You imagine yourself in an impenetrable stronghold whence, safe from all attacks, you may look upon all composers (except Beethoven) with a patronizing, condescending smile. But you are gravely in error. Life is too rich in experience, too many-sided in its manifestations, to permit any one master, however great, to exhaust its interpretation through his art. If you base your preference for Beethoven upon your sympathies, and if, for this reason, his music satisfies you better than that of any other composer, you are to be complimented upon your good taste. But that gives you no right to contest, for instance, the profoundness of Bach, the æsthetic charm of Chopin, the wonders of Mozart's art, nor the many and various merits of your contemporary composers. The least that one can be charged with who finds the whole of life expressed in any one composer is one-sidedness, not to speak of the fact that the understanding cannot be very deep for one master if it is closed to all others. One of the chief requirements for true connoisseurship is catholicity of taste.
A Sensible Scheme of Playing for Pleasure
I am fifty-six years old, live in the mountains sixty-five miles from any railroad, alone with my husband, and I have not taken lessons in thirty-five years. Do you think "Pischna" would help me much to regain my former ability to play? If not, what would you advise me to do?
Refrain from all especially technical work. Since your love of music is strong enough to cause you to resume your playing you should take as much pleasure in it as possible and work technically only in the pieces you play—that is, in those places which offer you difficulties. Decide upon a comfortable fingering first, and practise the difficult places separately and slowly until you feel that you can venture to play them in their appropriate speed.
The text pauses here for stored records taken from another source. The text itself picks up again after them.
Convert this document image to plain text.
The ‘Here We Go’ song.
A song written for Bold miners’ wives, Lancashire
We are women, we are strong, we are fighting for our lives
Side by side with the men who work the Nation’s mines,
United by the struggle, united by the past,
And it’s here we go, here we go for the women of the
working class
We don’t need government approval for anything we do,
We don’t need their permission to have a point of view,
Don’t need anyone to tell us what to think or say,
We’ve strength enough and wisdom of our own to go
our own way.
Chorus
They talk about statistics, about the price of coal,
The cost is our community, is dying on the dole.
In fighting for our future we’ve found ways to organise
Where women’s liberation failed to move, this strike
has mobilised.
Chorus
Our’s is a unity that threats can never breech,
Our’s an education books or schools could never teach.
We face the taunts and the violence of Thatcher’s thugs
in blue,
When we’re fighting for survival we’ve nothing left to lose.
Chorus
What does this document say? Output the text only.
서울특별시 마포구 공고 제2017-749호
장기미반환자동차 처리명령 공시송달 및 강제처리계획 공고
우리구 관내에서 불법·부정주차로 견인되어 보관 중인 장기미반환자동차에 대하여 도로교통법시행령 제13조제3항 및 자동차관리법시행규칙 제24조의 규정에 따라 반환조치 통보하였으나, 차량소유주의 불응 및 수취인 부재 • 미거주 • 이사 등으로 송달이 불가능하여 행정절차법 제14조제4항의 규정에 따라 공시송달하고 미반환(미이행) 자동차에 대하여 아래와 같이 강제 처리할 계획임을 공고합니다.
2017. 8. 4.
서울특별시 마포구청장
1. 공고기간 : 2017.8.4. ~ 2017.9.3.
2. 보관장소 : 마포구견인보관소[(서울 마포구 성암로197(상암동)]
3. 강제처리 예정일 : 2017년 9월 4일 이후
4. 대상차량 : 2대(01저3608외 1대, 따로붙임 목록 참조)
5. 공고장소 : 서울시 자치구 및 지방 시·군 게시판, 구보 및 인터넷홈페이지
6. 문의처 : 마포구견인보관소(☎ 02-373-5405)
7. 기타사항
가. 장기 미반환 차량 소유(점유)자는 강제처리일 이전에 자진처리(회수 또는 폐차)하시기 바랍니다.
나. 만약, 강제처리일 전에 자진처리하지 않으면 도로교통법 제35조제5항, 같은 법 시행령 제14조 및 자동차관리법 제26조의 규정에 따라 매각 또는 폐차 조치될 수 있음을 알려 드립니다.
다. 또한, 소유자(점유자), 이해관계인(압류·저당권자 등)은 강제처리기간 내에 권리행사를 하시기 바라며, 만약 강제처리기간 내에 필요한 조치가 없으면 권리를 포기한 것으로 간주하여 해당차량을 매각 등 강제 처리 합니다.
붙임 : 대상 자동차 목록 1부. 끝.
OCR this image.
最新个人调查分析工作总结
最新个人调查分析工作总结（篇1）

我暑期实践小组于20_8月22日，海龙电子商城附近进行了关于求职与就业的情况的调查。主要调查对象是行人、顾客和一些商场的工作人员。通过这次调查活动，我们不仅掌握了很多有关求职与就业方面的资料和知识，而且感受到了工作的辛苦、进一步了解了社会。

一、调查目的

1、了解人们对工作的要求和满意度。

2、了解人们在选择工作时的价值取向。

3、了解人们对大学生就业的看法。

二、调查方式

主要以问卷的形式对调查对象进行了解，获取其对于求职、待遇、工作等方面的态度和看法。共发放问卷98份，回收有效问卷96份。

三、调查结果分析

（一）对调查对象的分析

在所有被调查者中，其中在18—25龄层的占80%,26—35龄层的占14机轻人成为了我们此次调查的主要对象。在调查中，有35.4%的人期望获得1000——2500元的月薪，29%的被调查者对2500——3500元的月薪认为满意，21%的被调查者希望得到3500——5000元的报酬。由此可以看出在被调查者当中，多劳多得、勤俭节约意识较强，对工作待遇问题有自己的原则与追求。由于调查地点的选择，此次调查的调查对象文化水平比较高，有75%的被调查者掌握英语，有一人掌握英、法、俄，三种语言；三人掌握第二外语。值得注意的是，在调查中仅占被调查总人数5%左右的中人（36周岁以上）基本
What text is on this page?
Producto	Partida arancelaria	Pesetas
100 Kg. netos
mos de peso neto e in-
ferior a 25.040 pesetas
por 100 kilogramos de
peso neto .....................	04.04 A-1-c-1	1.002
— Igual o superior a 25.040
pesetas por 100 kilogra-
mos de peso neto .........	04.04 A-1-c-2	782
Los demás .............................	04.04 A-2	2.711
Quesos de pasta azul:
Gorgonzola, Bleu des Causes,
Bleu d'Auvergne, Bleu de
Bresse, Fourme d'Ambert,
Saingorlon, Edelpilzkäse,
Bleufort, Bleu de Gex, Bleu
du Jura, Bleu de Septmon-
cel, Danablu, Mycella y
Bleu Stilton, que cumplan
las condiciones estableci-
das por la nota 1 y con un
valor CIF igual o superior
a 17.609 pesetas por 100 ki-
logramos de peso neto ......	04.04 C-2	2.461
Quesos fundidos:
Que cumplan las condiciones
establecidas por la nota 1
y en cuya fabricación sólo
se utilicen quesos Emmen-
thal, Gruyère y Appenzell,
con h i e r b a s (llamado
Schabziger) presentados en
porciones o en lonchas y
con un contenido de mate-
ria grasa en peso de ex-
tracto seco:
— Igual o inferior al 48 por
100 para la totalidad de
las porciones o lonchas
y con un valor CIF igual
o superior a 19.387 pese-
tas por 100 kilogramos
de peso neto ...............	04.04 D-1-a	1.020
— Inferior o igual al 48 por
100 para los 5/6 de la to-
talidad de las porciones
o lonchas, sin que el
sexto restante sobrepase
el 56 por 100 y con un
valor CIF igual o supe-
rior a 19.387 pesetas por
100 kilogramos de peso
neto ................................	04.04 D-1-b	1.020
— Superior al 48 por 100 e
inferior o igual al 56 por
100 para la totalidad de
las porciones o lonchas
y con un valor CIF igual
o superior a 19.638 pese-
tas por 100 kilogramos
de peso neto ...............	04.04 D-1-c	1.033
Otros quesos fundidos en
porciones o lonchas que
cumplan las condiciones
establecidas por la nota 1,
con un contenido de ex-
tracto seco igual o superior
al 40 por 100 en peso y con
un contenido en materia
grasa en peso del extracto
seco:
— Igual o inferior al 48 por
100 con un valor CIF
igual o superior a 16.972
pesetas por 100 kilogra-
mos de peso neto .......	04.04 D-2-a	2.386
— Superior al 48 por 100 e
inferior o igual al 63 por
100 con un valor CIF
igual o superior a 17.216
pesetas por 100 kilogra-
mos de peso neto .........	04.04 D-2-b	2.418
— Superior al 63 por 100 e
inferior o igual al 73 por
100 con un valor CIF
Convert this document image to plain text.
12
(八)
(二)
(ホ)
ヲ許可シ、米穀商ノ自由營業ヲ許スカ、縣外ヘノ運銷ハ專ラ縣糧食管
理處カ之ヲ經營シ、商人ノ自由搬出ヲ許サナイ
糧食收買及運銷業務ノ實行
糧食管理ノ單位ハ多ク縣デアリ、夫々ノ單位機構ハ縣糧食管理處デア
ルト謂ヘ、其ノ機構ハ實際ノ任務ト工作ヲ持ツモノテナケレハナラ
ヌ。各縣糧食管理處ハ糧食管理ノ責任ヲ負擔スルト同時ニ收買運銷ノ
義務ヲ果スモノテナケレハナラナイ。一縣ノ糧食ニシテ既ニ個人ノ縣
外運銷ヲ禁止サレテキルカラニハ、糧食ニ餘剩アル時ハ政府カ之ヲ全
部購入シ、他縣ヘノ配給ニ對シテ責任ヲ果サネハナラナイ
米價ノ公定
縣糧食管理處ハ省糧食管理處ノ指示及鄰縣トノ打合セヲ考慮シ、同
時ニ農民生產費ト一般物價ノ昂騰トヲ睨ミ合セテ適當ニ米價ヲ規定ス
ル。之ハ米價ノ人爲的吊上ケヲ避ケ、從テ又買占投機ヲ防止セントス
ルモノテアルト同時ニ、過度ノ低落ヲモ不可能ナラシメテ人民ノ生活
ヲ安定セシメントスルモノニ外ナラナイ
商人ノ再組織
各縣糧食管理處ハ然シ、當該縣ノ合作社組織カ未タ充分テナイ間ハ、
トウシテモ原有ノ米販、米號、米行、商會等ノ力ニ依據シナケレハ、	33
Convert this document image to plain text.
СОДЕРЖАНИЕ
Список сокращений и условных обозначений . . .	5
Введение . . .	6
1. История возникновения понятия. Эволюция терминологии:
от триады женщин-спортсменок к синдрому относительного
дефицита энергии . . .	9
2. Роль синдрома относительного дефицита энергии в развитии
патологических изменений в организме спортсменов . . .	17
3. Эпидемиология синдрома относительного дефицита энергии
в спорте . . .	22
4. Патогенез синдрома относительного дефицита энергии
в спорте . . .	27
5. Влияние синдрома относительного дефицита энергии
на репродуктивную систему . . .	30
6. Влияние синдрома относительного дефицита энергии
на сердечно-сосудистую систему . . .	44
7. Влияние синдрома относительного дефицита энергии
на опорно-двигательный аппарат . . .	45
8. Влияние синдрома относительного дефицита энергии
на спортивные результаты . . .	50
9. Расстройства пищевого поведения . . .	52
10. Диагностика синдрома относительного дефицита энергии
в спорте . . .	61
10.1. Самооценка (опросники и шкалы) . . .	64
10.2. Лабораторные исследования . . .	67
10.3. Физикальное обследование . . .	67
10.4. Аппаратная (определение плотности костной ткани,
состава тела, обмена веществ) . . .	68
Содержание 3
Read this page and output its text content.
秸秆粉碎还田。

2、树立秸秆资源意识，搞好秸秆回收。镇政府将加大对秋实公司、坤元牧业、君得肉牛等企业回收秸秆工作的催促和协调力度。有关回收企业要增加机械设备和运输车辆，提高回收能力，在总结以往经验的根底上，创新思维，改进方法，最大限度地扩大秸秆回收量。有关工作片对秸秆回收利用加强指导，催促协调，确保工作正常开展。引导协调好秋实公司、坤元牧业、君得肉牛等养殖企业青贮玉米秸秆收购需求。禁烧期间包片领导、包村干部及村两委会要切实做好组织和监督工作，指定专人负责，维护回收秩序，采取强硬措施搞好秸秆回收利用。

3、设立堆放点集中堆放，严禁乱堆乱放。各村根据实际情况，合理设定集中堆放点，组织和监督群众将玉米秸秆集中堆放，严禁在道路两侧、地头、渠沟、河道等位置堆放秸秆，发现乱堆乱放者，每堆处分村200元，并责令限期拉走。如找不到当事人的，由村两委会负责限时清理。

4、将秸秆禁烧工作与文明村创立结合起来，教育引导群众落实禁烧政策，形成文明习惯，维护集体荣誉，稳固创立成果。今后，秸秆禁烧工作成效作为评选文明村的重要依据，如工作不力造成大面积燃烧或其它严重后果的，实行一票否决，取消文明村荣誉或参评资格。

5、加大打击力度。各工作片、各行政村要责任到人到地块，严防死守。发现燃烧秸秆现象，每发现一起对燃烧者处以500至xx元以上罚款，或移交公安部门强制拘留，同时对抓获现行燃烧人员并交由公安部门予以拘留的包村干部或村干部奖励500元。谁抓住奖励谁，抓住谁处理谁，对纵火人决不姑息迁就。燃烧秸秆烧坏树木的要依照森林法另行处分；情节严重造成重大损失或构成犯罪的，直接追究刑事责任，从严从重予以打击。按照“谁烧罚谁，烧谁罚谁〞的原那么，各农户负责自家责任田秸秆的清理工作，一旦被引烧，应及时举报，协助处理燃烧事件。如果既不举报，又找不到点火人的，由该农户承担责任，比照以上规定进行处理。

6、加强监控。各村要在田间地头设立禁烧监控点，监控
First Learn to Play Simple Things Well
What pieces would you advise me to memorize after Rachmaninoff's Prelude in C-sharp minor and Chopin's A-flat Ballade? These pieces do not appeal to the majority of people, but I enjoy them.
If such a work as Chopin's Ballade in A-flat does not "appeal to the majority"—as you say—the fault cannot lie in the composition, but must be sought in the interpretation. Why not try a few pieces of lesser complexity and play them so perfectly that they do appeal to the majority. Try Chopin's Nocturne, opus 27, No. 2; Schumann's Romanza, opus. 28, No. 2; or his "Traumerei," or some of the more pretentious "Songs Without Words" by Mendelssohn.